Einführung in den Veganuary 2026: Revolution der Ernährung
Der Veganuary hat sich längst von einem einfachen Trend zu einer echten Bewegung entwickelt. Im Jahr 2026 ist die pflanzliche Ernährung endgültig im Alltag der breiten Bevölkerung angekommen. Doch was bedeutet das konkret für den Konsum und den Handel?

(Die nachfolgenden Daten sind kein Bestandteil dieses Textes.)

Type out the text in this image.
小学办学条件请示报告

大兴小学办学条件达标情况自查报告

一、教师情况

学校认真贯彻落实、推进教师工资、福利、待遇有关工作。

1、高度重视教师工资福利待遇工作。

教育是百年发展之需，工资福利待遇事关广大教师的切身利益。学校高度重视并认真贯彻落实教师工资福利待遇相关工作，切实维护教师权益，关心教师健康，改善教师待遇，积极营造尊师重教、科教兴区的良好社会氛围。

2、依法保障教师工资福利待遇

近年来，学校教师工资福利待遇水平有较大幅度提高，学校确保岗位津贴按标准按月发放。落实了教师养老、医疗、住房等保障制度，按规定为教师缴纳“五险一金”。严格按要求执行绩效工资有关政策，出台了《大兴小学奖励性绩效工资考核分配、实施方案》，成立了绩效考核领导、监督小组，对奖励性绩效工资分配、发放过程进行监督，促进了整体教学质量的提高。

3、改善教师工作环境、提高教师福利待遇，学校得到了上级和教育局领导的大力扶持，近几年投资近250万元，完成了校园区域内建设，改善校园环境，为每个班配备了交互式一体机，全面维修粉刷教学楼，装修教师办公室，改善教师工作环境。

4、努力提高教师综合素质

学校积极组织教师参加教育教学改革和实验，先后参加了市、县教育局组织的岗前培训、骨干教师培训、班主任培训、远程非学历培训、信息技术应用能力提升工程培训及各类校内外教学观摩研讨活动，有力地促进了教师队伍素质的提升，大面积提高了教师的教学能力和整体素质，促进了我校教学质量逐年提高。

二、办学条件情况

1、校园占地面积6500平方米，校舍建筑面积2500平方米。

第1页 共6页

Während auf EU-Ebene intensiv darüber diskutiert wird, wie pflanzliche Alternativen künftig überhaupt heißen dürfen, zeigt Gurkerl anhand aktueller Daten: Plant-Based ist für viele längst Teil des Wocheneinkaufs. Mit einem Wachstum von 10 Prozent im Jahresvergleich und einem Warenkorbanteil von 12 Prozent, der mindestens ein pflanzliches Produkt enthält, ist der Veganuary mehr als nur ein kurzfristiger Hype.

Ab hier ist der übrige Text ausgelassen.